After spending time searching for online support communities for BRCA-positive women, Friedman realized that there was a huge gap in the support resources available for women who were at risk of developing breast cancer, but had not yet been diagnosed. “High-risk women without cancer had nowhere to go [for support],” she says. “I realized that ours was a community that needed unifying, so that we could advocate for our own better options.”
In 1999, she started a message board for breast cancer survivors and “previvors” — a term the group coined to describe women facing a high probability of developing cancer. This group became FORCE, and five years after founding it, Friedman left her veterinary career to run the organization full-time. Now, FORCE is a leading source of education and support for breast and ovarian cancer previvors and survivors everywhere.

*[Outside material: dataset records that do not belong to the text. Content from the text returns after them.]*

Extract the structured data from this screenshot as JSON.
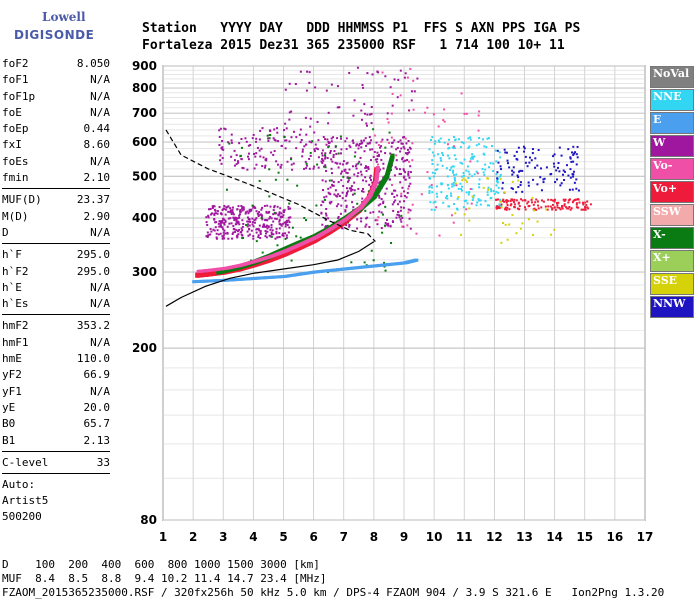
{
  "logo": {
    "line1": "Lowell",
    "line2": "DIGISONDE"
  },
  "header": {
    "line1": "Station   YYYY DAY   DDD HHMMSS P1  FFS S AXN PPS IGA PS",
    "line2": "Fortaleza 2015 Dez31 365 235000 RSF   1 714 100 10+ 11"
  },
  "params_group1": [
    {
      "k": "foF2",
      "v": "8.050"
    },
    {
      "k": "foF1",
      "v": "N/A"
    },
    {
      "k": "foF1p",
      "v": "N/A"
    },
    {
      "k": "foE",
      "v": "N/A"
    },
    {
      "k": "foEp",
      "v": "0.44"
    },
    {
      "k": "fxI",
      "v": "8.60"
    },
    {
      "k": "foEs",
      "v": "N/A"
    },
    {
      "k": "fmin",
      "v": "2.10"
    }
  ],
  "params_group2": [
    {
      "k": "MUF(D)",
      "v": "23.37"
    },
    {
      "k": "M(D)",
      "v": "2.90"
    },
    {
      "k": "D",
      "v": "N/A"
    }
  ],
  "params_group3": [
    {
      "k": "h`F",
      "v": "295.0"
    },
    {
      "k": "h`F2",
      "v": "295.0"
    },
    {
      "k": "h`E",
      "v": "N/A"
    },
    {
      "k": "h`Es",
      "v": "N/A"
    }
  ],
  "params_group4": [
    {
      "k": "hmF2",
      "v": "353.2"
    },
    {
      "k": "hmF1",
      "v": "N/A"
    },
    {
      "k": "hmE",
      "v": "110.0"
    },
    {
      "k": "yF2",
      "v": "66.9"
    },
    {
      "k": "yF1",
      "v": "N/A"
    },
    {
      "k": "yE",
      "v": "20.0"
    },
    {
      "k": "B0",
      "v": "65.7"
    },
    {
      "k": "B1",
      "v": "2.13"
    }
  ],
  "params_group5": [
    {
      "k": "C-level",
      "v": "33"
    }
  ],
  "auto": {
    "line1": "Auto:",
    "line2": "Artist5",
    "line3": "500200"
  },
  "bottom": {
    "line1": "D    100  200  400  600  800 1000 1500 3000 [km]",
    "line2": "MUF  8.4  8.5  8.8  9.4 10.2 11.4 14.7 23.4 [MHz]",
    "line3": "FZAOM_2015365235000.RSF / 320fx256h 50 kHz 5.0 km / DPS-4 FZAOM 904 / 3.9 S 321.6 E   Ion2Png 1.3.20"
  },
  "legend": [
    {
      "label": "NoVal",
      "color": "#808080"
    },
    {
      "label": "NNE",
      "color": "#33d6f2"
    },
    {
      "label": "E",
      "color": "#4aa0ee"
    },
    {
      "label": "W",
      "color": "#a0179f"
    },
    {
      "label": "Vo-",
      "color": "#f04fa8"
    },
    {
      "label": "Vo+",
      "color": "#ee1c3a"
    },
    {
      "label": "SSW",
      "color": "#f2aaaa"
    },
    {
      "label": "X-",
      "color": "#0a7a12"
    },
    {
      "label": "X+",
      "color": "#9ccf5a"
    },
    {
      "label": "SSE",
      "color": "#d6d20a"
    },
    {
      "label": "NNW",
      "color": "#1e14c2"
    }
  ],
  "chart_data": {
    "type": "scatter",
    "xlim": [
      1,
      17
    ],
    "ylim": [
      80,
      900
    ],
    "y_scale": "log",
    "x_ticks": [
      "1",
      "2",
      "3",
      "4",
      "5",
      "6",
      "7",
      "8",
      "9",
      "10",
      "11",
      "12",
      "13",
      "14",
      "15",
      "16",
      "17"
    ],
    "y_ticks": [
      {
        "value": 80,
        "label": "80"
      },
      {
        "value": 200,
        "label": "200"
      },
      {
        "value": 300,
        "label": "300"
      },
      {
        "value": 400,
        "label": "400"
      },
      {
        "value": 500,
        "label": "500"
      },
      {
        "value": 600,
        "label": "600"
      },
      {
        "value": 700,
        "label": "700"
      },
      {
        "value": 800,
        "label": "800"
      },
      {
        "value": 900,
        "label": "900"
      }
    ],
    "grid": true,
    "profile_curve_dashed": [
      [
        1.1,
        640
      ],
      [
        1.6,
        560
      ],
      [
        2.5,
        520
      ],
      [
        3.5,
        490
      ],
      [
        4.5,
        460
      ],
      [
        5.5,
        430
      ],
      [
        6.5,
        395
      ],
      [
        7.2,
        375
      ],
      [
        7.8,
        368
      ],
      [
        8.05,
        353
      ]
    ],
    "profile_curve_solid": [
      [
        1.1,
        250
      ],
      [
        1.6,
        262
      ],
      [
        2.4,
        278
      ],
      [
        3.2,
        290
      ],
      [
        4.0,
        298
      ],
      [
        5.0,
        305
      ],
      [
        6.0,
        312
      ],
      [
        6.8,
        320
      ],
      [
        7.5,
        335
      ],
      [
        8.0,
        353
      ]
    ],
    "trace_ordinary": [
      [
        2.1,
        295
      ],
      [
        2.5,
        297
      ],
      [
        3.0,
        300
      ],
      [
        3.5,
        305
      ],
      [
        4.0,
        312
      ],
      [
        4.5,
        320
      ],
      [
        5.0,
        330
      ],
      [
        5.5,
        342
      ],
      [
        6.0,
        355
      ],
      [
        6.5,
        372
      ],
      [
        7.0,
        392
      ],
      [
        7.5,
        418
      ],
      [
        7.8,
        445
      ],
      [
        8.0,
        480
      ],
      [
        8.05,
        520
      ]
    ],
    "trace_extraordinary": [
      [
        2.8,
        300
      ],
      [
        3.5,
        308
      ],
      [
        4.0,
        316
      ],
      [
        4.5,
        326
      ],
      [
        5.0,
        338
      ],
      [
        5.5,
        350
      ],
      [
        6.0,
        362
      ],
      [
        6.5,
        378
      ],
      [
        7.0,
        398
      ],
      [
        7.5,
        420
      ],
      [
        8.0,
        450
      ],
      [
        8.4,
        500
      ],
      [
        8.6,
        560
      ]
    ],
    "trace_E_west": [
      [
        2.0,
        285
      ],
      [
        3.0,
        287
      ],
      [
        4.0,
        290
      ],
      [
        5.0,
        293
      ],
      [
        6.0,
        300
      ],
      [
        7.0,
        305
      ],
      [
        8.0,
        310
      ],
      [
        9.0,
        315
      ],
      [
        9.4,
        320
      ]
    ],
    "clusters": [
      {
        "name": "spread_w_low",
        "color": "#a0179f",
        "x": [
          2.4,
          5.2
        ],
        "y": [
          360,
          430
        ],
        "n": 320
      },
      {
        "name": "spread_w_mid",
        "color": "#a0179f",
        "x": [
          6.2,
          9.2
        ],
        "y": [
          380,
          620
        ],
        "n": 380
      },
      {
        "name": "spread_w_upper",
        "color": "#a0179f",
        "x": [
          2.8,
          6.5
        ],
        "y": [
          520,
          650
        ],
        "n": 140
      },
      {
        "name": "high_scatter",
        "color": "#a0179f",
        "x": [
          5.0,
          9.5
        ],
        "y": [
          650,
          900
        ],
        "n": 60
      },
      {
        "name": "nne_right",
        "color": "#33d6f2",
        "x": [
          9.8,
          12.2
        ],
        "y": [
          420,
          620
        ],
        "n": 200
      },
      {
        "name": "nnw_right",
        "color": "#1e14c2",
        "x": [
          12.0,
          14.8
        ],
        "y": [
          460,
          590
        ],
        "n": 110
      },
      {
        "name": "mixed_right",
        "color": "#ee1c3a",
        "x": [
          12.0,
          15.2
        ],
        "y": [
          420,
          445
        ],
        "n": 130
      },
      {
        "name": "sse_right",
        "color": "#d6d20a",
        "x": [
          10.5,
          14.0
        ],
        "y": [
          350,
          500
        ],
        "n": 40
      },
      {
        "name": "green_mid",
        "color": "#0a7a12",
        "x": [
          3.0,
          9.0
        ],
        "y": [
          300,
          650
        ],
        "n": 80
      },
      {
        "name": "vo_minus",
        "color": "#f04fa8",
        "x": [
          8.0,
          11.5
        ],
        "y": [
          360,
          900
        ],
        "n": 60
      }
    ]
  }
}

FORCE works to ensure that women who may be at hereditary risk of developing these cancers have the information they need to face the disease from an educated, supported perspective. The organization provides face-to-face outreach and support in 49 communities throughout the United States, and it hosts the annual Joining FORCEs Conference — an international gathering for women and families affected by hereditary breast and ovarian cancer.
In 2002, FORCE became the first organization to offer a toll-free, national helpline — staffed with genetic counselors and supportive volunteers — to women concerned about hereditary breast and ovarian cancer. The organization recently received a grant from the government-funded Patient-Centered Outcomes Research Institute, which will help FORCE develop a patient-centered health network. “The difference with patient-centered research is that patients get to be involved every step of the way,” Friedman explains. In addition, FORCE trains “research advocates” to work on behalf of the hereditary breast and ovarian cancer community.
In its efforts to build an involved, educated community of survivors and previvors, FORCE also fights media sensationalism and misrepresentation. “We do a lot of review articles on the latest research,” Friedman says. “We make that research accessible and understandable to laypeople. … The media doesn’t always translate the actual research results the way that they were intended.”
Asked whether the experience of running FORCE has been healing for her, Friedman answers carefully. “Yes and no,” she says. “I never set out to start an organization. It wasn’t in my life plan. I ended up giving up a career that I loved to do it, because there was such a need. But I’d do it again in a heartbeat.”